Adieu Goulsary by Tchinguiz Aïtmatov

Adieu Goulsary by Tchinguiz Aïtmatov

Auteur:Tchinguiz Aïtmatov [Aïtmatov, Tchinguiz]
La langue: fra
Format: epub
Tags: littérature kirghize
ISBN: 9782268001616
Google: zGTLDAAAQBAJ
Éditeur: Artège
Publié: 2016-07-18T22:00:00+00:00


XII.

Cet automne-là, la destinée de Tanabaï Bakassov changea inopinément.

En redescendant du col, il s’était arrêté dans les pâturages d’automne des collines, décidé à gagner au plus vite le campement d’hiver dans la montagne.

Juste à ce moment, le messager du kolkhoze arriva.

« C’est Tchoro qui m’envoie, lui dit-il. Il te demande d’aller le rejoindre à l’aïl dès demain, de là vous irez au District, où il y a conseil. »

Le lendemain, Tanabaï était au bureau du kolkhoze. Tchoro s’y trouvait déjà avec le secrétaire du Parti. Il avait bien meilleure mine qu’au printemps, quoiqu’il fût visible, à ses lèvres bleues et à sa maigreur, qu’il portait toujours la maladie en lui. Il faisait bonne contenance, semblait très occupé, une foule de gens l’entouraient. Tanabaï en fut tout réjoui pour son ami. Bon, il avait repris goût à la vie, il se remettait au travail.

Lorsqu’ils furent restés seul à seul, Tchoro leva les yeux sur Tanabaï, porta la main à ses joues durcies, amaigries, et sourit :

– Tandis que toi, Tanabaï, tu ne vieillis pas. Toujours le même ! Depuis quand ne nous sommes-nous pas vus ? De ce printemps ? Le koumyss et l’air des montagnes, c’est une grande chose… Mais moi, je cède peu à peu du terrain, tu vois. C’est sans doute que mon heure est venue…

Puis après un silence, il se mit à parler affaire :

– Voilà de quoi il retourne, Tanabaï. Je sais bien que tu me diras qu’il y a des gens à qui il suffit de tendre le bout du doigt pour que tout le bras y passe. Cette fois aussi, ça sera comme tu voudras. Demain, nous allons au Conseil de l’Élevage. Et ça va très mal, dans l’élevage, surtout dans l’élevage ovin, et surtout, dans notre kolkhoze. On peut dire que c’est fichu. Le Comité de district nous a adressé un appel : que les communistes et les komsomols se dévouent et aillent où ça va le plus mal, les troupeaux de moutons. Alors, aide-nous à nous tirer d’affaire. Tu l’as déjà fait pour les chevaux, et je t’en remercie. Fais-le encore une fois, va à la rescousse du mouton.

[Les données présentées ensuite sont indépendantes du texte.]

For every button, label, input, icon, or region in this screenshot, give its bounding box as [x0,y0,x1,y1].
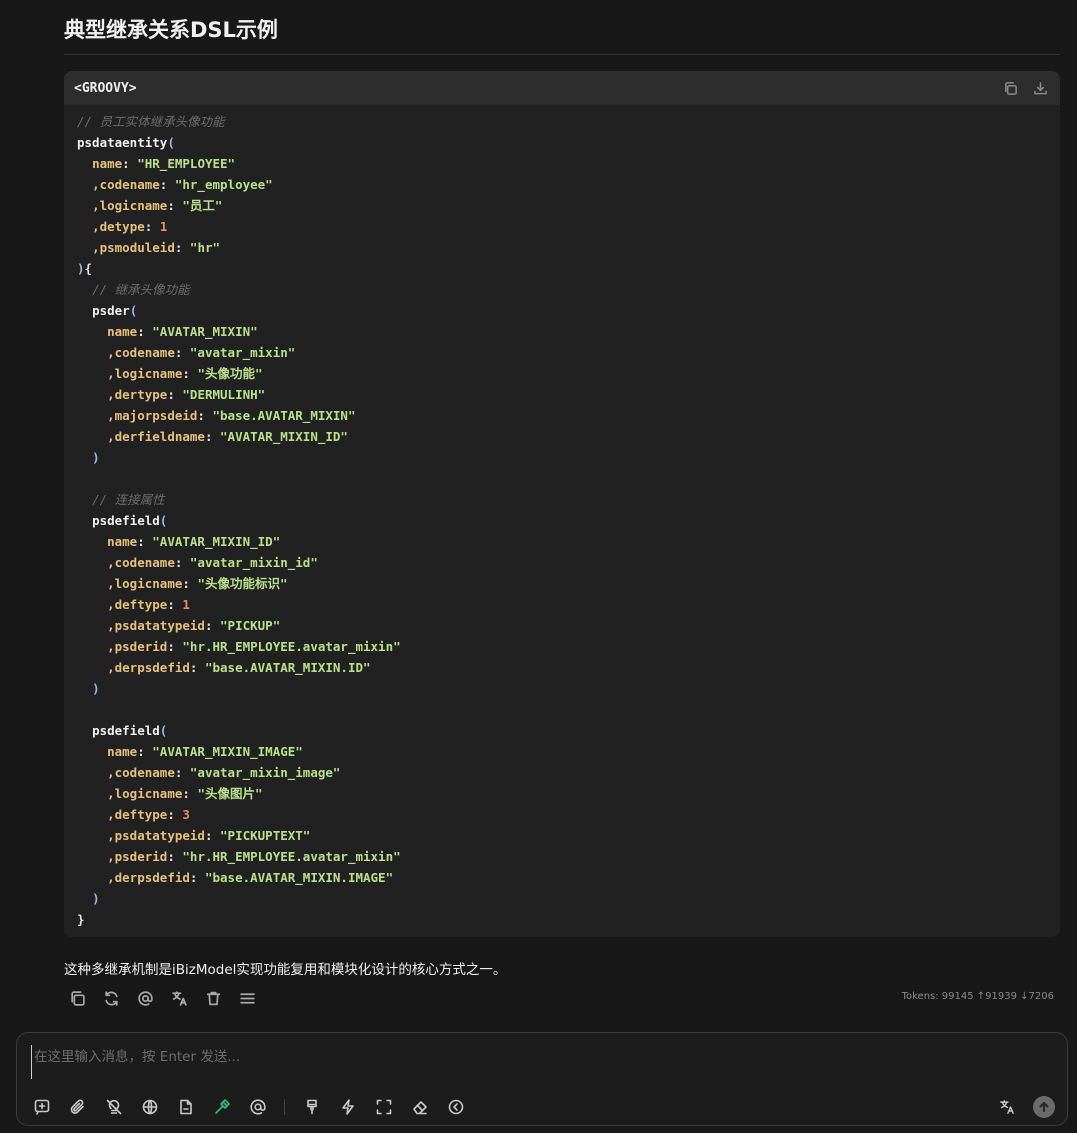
translate-icon[interactable] [999,1099,1015,1115]
brush-icon[interactable] [302,1097,321,1116]
translate-icon[interactable] [170,989,188,1007]
code-language-label: <GROOVY> [74,80,137,96]
code-function: psdefield [92,723,160,738]
token-count: Tokens: 99145 ↑91939 ↓7206 [901,991,1054,1002]
lightbulb-off-icon[interactable] [104,1097,123,1116]
message-input[interactable] [31,1045,1051,1079]
code-header: <GROOVY> [64,71,1060,105]
send-icon [1039,1101,1049,1113]
trash-icon[interactable] [204,989,222,1007]
globe-icon[interactable] [140,1097,159,1116]
code-comment: // 连接属性 [92,492,165,507]
new-topic-icon[interactable] [32,1097,51,1116]
hammer-icon[interactable] [212,1097,231,1116]
section-heading: 典型继承关系DSL示例 [64,14,1060,55]
toolbar-divider [284,1098,285,1115]
message-actions [68,989,256,1007]
chevron-left-circle-icon[interactable] [446,1097,465,1116]
file-icon[interactable] [176,1097,195,1116]
code-block: <GROOVY> // 员工实体继承头像功能 psdataentity( name… [64,71,1060,937]
send-button[interactable] [1033,1096,1055,1118]
copy-icon[interactable] [68,989,86,1007]
composer-right-tools [999,1096,1055,1118]
code-comment: // 员工实体继承头像功能 [77,114,225,129]
code-function: psdataentity [77,135,168,150]
code-actions [1002,80,1048,96]
message-composer [16,1032,1068,1126]
paperclip-icon[interactable] [68,1097,87,1116]
download-icon[interactable] [1032,80,1048,96]
code-content: // 员工实体继承头像功能 psdataentity( name: "HR_EMP… [77,114,401,927]
composer-toolbar [32,1097,465,1116]
refresh-icon[interactable] [102,989,120,1007]
code-function: psder [92,303,130,318]
code-comment: // 继承头像功能 [92,282,190,297]
menu-icon[interactable] [238,989,256,1007]
lightning-icon[interactable] [338,1097,357,1116]
copy-icon[interactable] [1002,80,1018,96]
message-summary: 这种多继承机制是iBizModel实现功能复用和模块化设计的核心方式之一。 [64,962,507,978]
at-icon[interactable] [136,989,154,1007]
code-function: psdefield [92,513,160,528]
fullscreen-icon[interactable] [374,1097,393,1116]
eraser-icon[interactable] [410,1097,429,1116]
at-icon[interactable] [248,1097,267,1116]
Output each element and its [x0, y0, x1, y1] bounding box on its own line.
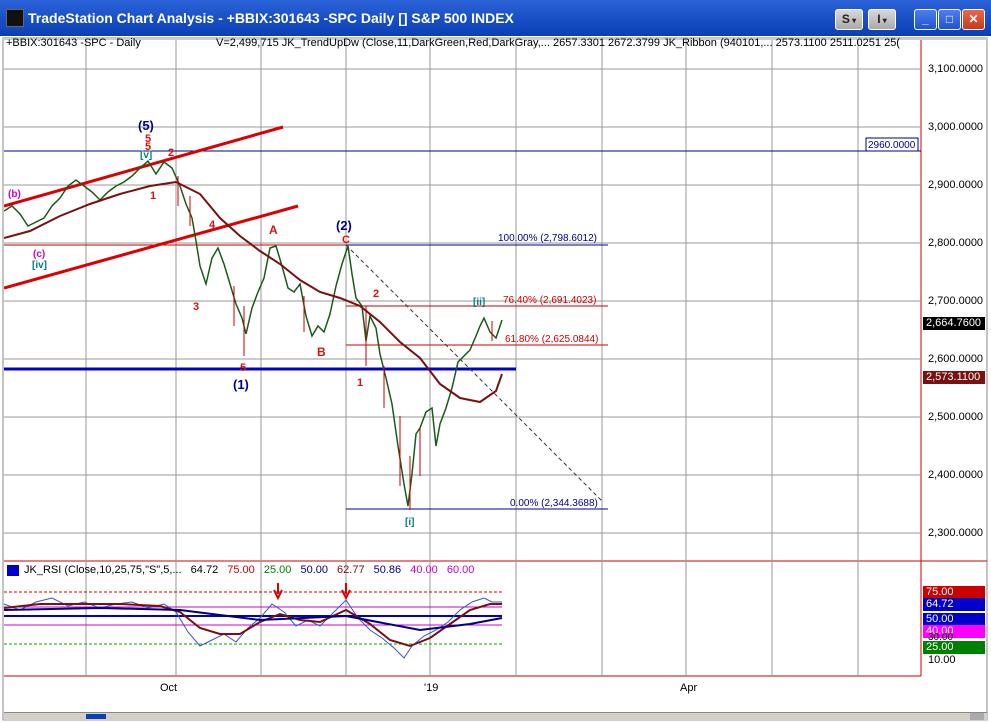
time-label-2019: '19 — [424, 682, 439, 694]
wave-C: C — [342, 234, 350, 246]
fib-618-label: 61.80% (2,625.0844) — [505, 334, 598, 345]
fib-100-label: 100.00% (2,798.6012) — [498, 233, 597, 244]
wave-2-small: 2 — [168, 147, 174, 159]
wave-3: 3 — [193, 301, 199, 313]
wave-v: [v] — [140, 150, 152, 161]
wave-5-low: 5 — [240, 362, 246, 374]
rsi-value: 50.00 — [300, 564, 328, 576]
channel-upper[interactable] — [4, 125, 284, 208]
minimize-icon: _ — [922, 12, 929, 26]
rsi-name: JK_RSI (Close,10,25,75,"S",5,... — [24, 564, 182, 576]
symbol-label: +BBIX:301643 -SPC - Daily — [6, 37, 141, 49]
chart-window: (5) 5 5 [v] 2 1 (b) (c) [iv] 4 3 5 (1) A… — [0, 36, 991, 723]
price-tick: 2,400.0000 — [928, 469, 984, 481]
wave-1-primary: (1) — [233, 377, 249, 392]
rsi-tick: 10.00 — [928, 654, 956, 666]
rsi-value: 64.72 — [190, 564, 219, 576]
s-button-label: S — [841, 12, 850, 26]
wave-c-paren: (c) — [33, 249, 45, 260]
indicator-readout: V=2,499,715 JK_TrendUpDw (Close,11,DarkG… — [216, 37, 900, 49]
scroll-end-button[interactable] — [970, 713, 984, 720]
rsi-value: 75.00 — [227, 564, 255, 576]
wave-i: [i] — [405, 517, 414, 528]
close-button[interactable]: ✕ — [962, 9, 985, 30]
rsi-value: 25.00 — [263, 564, 292, 576]
wave-1-small: 1 — [150, 190, 156, 202]
time-label-apr: Apr — [680, 682, 698, 694]
rsi-value: 60.00 — [446, 564, 475, 576]
close-icon: ✕ — [968, 12, 979, 26]
rsi-label: JK_RSI (Close,10,25,75,"S",5,... 64.72 7… — [24, 564, 474, 576]
wave-labels: (5) 5 5 [v] 2 1 (b) (c) [iv] 4 3 5 (1) A… — [8, 118, 485, 528]
price-tick: 2,800.0000 — [928, 237, 984, 249]
rsi-value: 40.00 — [410, 564, 438, 576]
price-tick: 3,100.0000 — [928, 63, 984, 75]
scroll-thumb[interactable] — [86, 714, 106, 719]
rsi-value: 62.77 — [337, 564, 365, 576]
s-chevron-icon: ▾ — [849, 16, 857, 25]
rsi-color-swatch — [7, 565, 19, 576]
price-series — [4, 159, 503, 507]
wave-B: B — [317, 345, 326, 359]
arrow-down-icon — [273, 583, 283, 601]
wave-4: 4 — [209, 219, 216, 231]
fib-764-label: 76.40% (2,691.4023) — [503, 295, 596, 306]
wave-2-red: 2 — [373, 288, 379, 300]
s-dropdown-button[interactable]: S ▾ — [835, 9, 863, 30]
rsi-bands — [4, 591, 502, 645]
time-label-oct: Oct — [160, 682, 178, 694]
fib-0-label: 0.00% (2,344.3688) — [510, 498, 598, 509]
price-tick: 2,600.0000 — [928, 353, 984, 365]
rsi-value: 50.86 — [373, 564, 402, 576]
chart-canvas[interactable]: (5) 5 5 [v] 2 1 (b) (c) [iv] 4 3 5 (1) A… — [0, 36, 991, 723]
window-title: TradeStation Chart Analysis - +BBIX:3016… — [28, 10, 514, 26]
app-icon[interactable] — [6, 9, 24, 27]
horizontal-scrollbar[interactable] — [4, 712, 987, 721]
wave-2-primary: (2) — [336, 218, 352, 233]
rsi-current-box: 64.72 — [923, 598, 985, 611]
price-tick: 2,700.0000 — [928, 295, 984, 307]
title-bar: TradeStation Chart Analysis - +BBIX:3016… — [0, 0, 991, 36]
i-dropdown-button[interactable]: I ▾ — [868, 9, 896, 30]
rsi-arrows — [273, 583, 351, 601]
price-tick: 2,300.0000 — [928, 527, 984, 539]
last-price-box: 2,664.7600 — [923, 317, 985, 330]
maximize-icon: □ — [945, 12, 954, 26]
price-tick: 2,900.0000 — [928, 179, 984, 191]
rsi-tick: 30.00 — [928, 632, 954, 643]
ribbon-price-box: 2,573.1100 — [923, 371, 985, 384]
wave-5-primary: (5) — [138, 118, 154, 133]
wave-ii: [ii] — [473, 297, 485, 308]
wave-A: A — [269, 223, 278, 237]
wave-b-paren: (b) — [8, 189, 21, 200]
wave-iv: [iv] — [32, 260, 47, 271]
price-tick: 2,500.0000 — [928, 411, 984, 423]
wave-1-red: 1 — [357, 377, 363, 389]
fib-labels: 100.00% (2,798.6012) 76.40% (2,691.4023)… — [498, 233, 598, 509]
maximize-button[interactable]: □ — [938, 9, 961, 30]
resistance-label: 2960.0000 — [868, 140, 916, 151]
price-tick: 3,000.0000 — [928, 121, 984, 133]
minimize-button[interactable]: _ — [914, 9, 937, 30]
i-chevron-icon: ▾ — [880, 16, 887, 25]
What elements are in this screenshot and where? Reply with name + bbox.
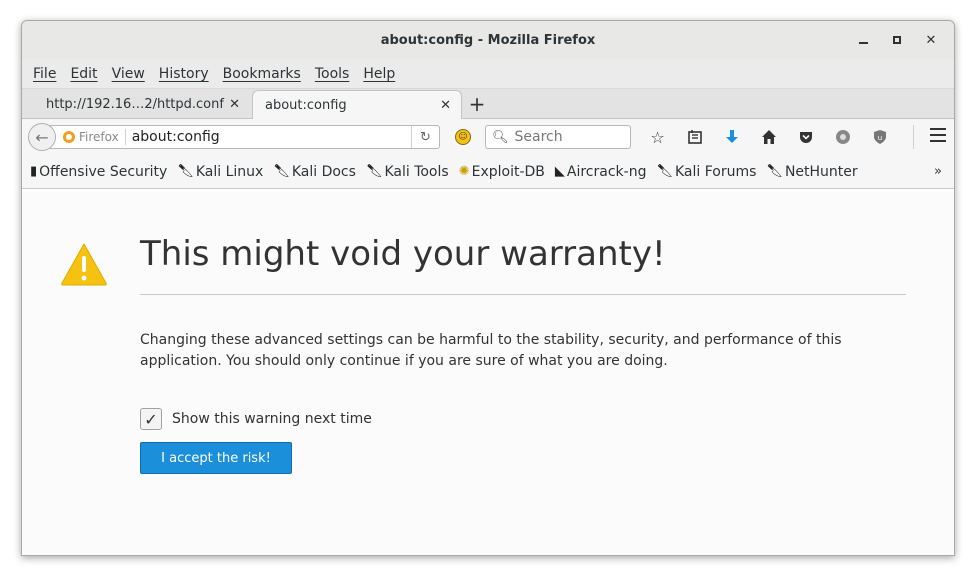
bookmark-label: Kali Forums	[674, 163, 757, 180]
menu-tools[interactable]: Tools	[308, 66, 357, 82]
menu-history[interactable]: History	[152, 66, 216, 82]
exploitdb-icon: ✺	[458, 164, 470, 179]
identity-label: Firefox	[79, 130, 119, 144]
about-config-warning-page: This might void your warranty! Changing …	[22, 192, 954, 555]
search-placeholder: Search	[514, 129, 563, 145]
pocket-icon[interactable]	[787, 123, 824, 151]
menu-view[interactable]: View	[105, 66, 152, 82]
bookmark-label: NetHunter	[784, 163, 858, 180]
accept-risk-button[interactable]: I accept the risk!	[140, 442, 292, 474]
bookmark-label: Offensive Security	[39, 163, 168, 180]
bookmark-label: Exploit-DB	[471, 163, 545, 180]
bookmark-label: Kali Tools	[384, 163, 449, 180]
bookmark-offensive-security[interactable]: ▮ Offensive Security	[30, 164, 167, 180]
url-text[interactable]: about:config	[126, 129, 220, 145]
checkmark-icon: ✓	[144, 409, 158, 429]
menu-edit[interactable]: Edit	[63, 66, 104, 82]
menu-help[interactable]: Help	[356, 66, 402, 82]
arrow-left-icon: ←	[35, 127, 49, 147]
toolbar-icons: ☆ u	[639, 123, 898, 151]
kali-dragon-icon: 🔪︎	[177, 164, 194, 179]
minimize-icon	[858, 42, 868, 44]
firefox-icon	[63, 131, 75, 143]
bookmark-kali-tools[interactable]: 🔪︎ Kali Tools	[366, 164, 449, 180]
plus-icon: +	[468, 92, 486, 116]
aircrack-icon: ◣	[554, 164, 565, 179]
bookmark-exploit-db[interactable]: ✺ Exploit-DB	[459, 164, 545, 180]
bookmark-star-icon[interactable]: ☆	[639, 123, 676, 151]
new-tab-button[interactable]: +	[462, 90, 492, 118]
search-icon: 🔍︎	[492, 129, 509, 145]
show-warning-checkbox[interactable]: ✓	[140, 408, 162, 430]
bookmark-kali-docs[interactable]: 🔪︎ Kali Docs	[273, 164, 356, 180]
tab-bar: http://192.16…2/httpd.conf ✕ about:confi…	[22, 89, 954, 119]
page-title: This might void your warranty!	[140, 234, 666, 274]
bookmarks-overflow-icon[interactable]: »	[934, 164, 942, 179]
kali-dragon-icon: 🔪︎	[656, 164, 673, 179]
minimize-button[interactable]	[846, 25, 880, 55]
search-engine-icon[interactable]: ☺	[455, 129, 471, 145]
close-window-button[interactable]: ✕	[914, 25, 948, 55]
tab-label: http://192.16…2/httpd.conf	[46, 96, 224, 112]
back-button[interactable]: ←	[28, 123, 56, 151]
navigation-toolbar: ← Firefox about:config ↻ ☺ 🔍︎ Search ☆ u	[22, 119, 954, 155]
warning-icon	[61, 243, 107, 286]
tab-close-icon[interactable]: ✕	[229, 97, 240, 112]
url-bar[interactable]: Firefox about:config ↻	[44, 125, 440, 149]
tab-httpd-conf[interactable]: http://192.16…2/httpd.conf ✕	[36, 90, 250, 118]
browser-window: about:config - Mozilla Firefox ✕ File Ed…	[21, 20, 955, 556]
search-input[interactable]: 🔍︎ Search	[485, 125, 631, 149]
bookmark-aircrack-ng[interactable]: ◣ Aircrack-ng	[555, 164, 647, 180]
hamburger-menu-icon[interactable]	[930, 128, 946, 146]
window-controls: ✕	[846, 21, 948, 59]
menu-file[interactable]: File	[26, 66, 63, 82]
reload-button[interactable]: ↻	[411, 126, 439, 148]
home-icon[interactable]	[750, 123, 787, 151]
offsec-icon: ▮	[30, 164, 38, 179]
close-icon: ✕	[925, 32, 937, 48]
reload-icon: ↻	[420, 129, 431, 145]
kali-dragon-icon: 🔪︎	[273, 164, 290, 179]
tab-about-config[interactable]: about:config ✕	[252, 90, 462, 119]
bookmark-kali-linux[interactable]: 🔪︎ Kali Linux	[177, 164, 263, 180]
show-warning-checkbox-row[interactable]: ✓ Show this warning next time	[140, 408, 372, 430]
divider	[140, 294, 906, 295]
download-icon[interactable]	[713, 123, 750, 151]
identity-box[interactable]: Firefox	[63, 129, 126, 145]
toolbar-separator	[913, 125, 914, 149]
warning-description: Changing these advanced settings can be …	[140, 332, 842, 369]
window-title: about:config - Mozilla Firefox	[380, 32, 596, 48]
tab-close-icon[interactable]: ✕	[440, 98, 451, 113]
menu-bookmarks[interactable]: Bookmarks	[216, 66, 308, 82]
show-warning-label: Show this warning next time	[172, 411, 372, 427]
menu-bar: File Edit View History Bookmarks Tools H…	[22, 59, 954, 89]
bookmark-nethunter[interactable]: 🔪︎ NetHunter	[766, 164, 857, 180]
bookmark-label: Kali Docs	[291, 163, 356, 180]
kali-dragon-icon: 🔪︎	[766, 164, 783, 179]
bookmarks-toolbar: ▮ Offensive Security 🔪︎ Kali Linux 🔪︎ Ka…	[22, 155, 954, 189]
svg-text:u: u	[877, 134, 881, 142]
bookmark-label: Kali Linux	[195, 163, 264, 180]
maximize-button[interactable]	[880, 25, 914, 55]
ublock-icon[interactable]: u	[861, 123, 898, 151]
bookmark-kali-forums[interactable]: 🔪︎ Kali Forums	[656, 164, 756, 180]
extension-icon[interactable]	[824, 123, 861, 151]
kali-dragon-icon: 🔪︎	[365, 164, 383, 179]
maximize-icon	[893, 36, 901, 44]
title-bar: about:config - Mozilla Firefox ✕	[22, 21, 954, 59]
reading-list-icon[interactable]	[676, 123, 713, 151]
bookmark-label: Aircrack-ng	[566, 163, 647, 180]
tab-label: about:config	[265, 97, 347, 113]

– Tu vas vite en besogne, Tchoro.

Tanabaï se taisait. « Je me suis habitué aux chevaux, se disait-il. Avec les brebis, je vais joliment m’ennuyer. Et puis, comment ça va marcher, tout ça ? »

– Je sais que je te force, Tanabaï, reprit Tchoro. Je n’y peux rien : c’est une mission du Parti. Il ne faut pas m’en vouloir. Si un jour tu fais appel à mon amitié, je te revaudrai tout cela.

– Tu me le revaudras même si bien que je n’aurai plus qu’à verser toutes les larmes de mon corps ! dit Tanabaï avec un grand rire.

Il ne soupçonnait pas que le temps n’était pas si éloigné où il devrait lui rappeler cette promesse…

– Les moutons, il faut que j’y réfléchisse, que j’en parle à ma femme…

– D’accord, réfléchis, seulement, il faut que tu aies pris la décision d’ici demain matin, parce que je dois faire mon rapport au Conseil.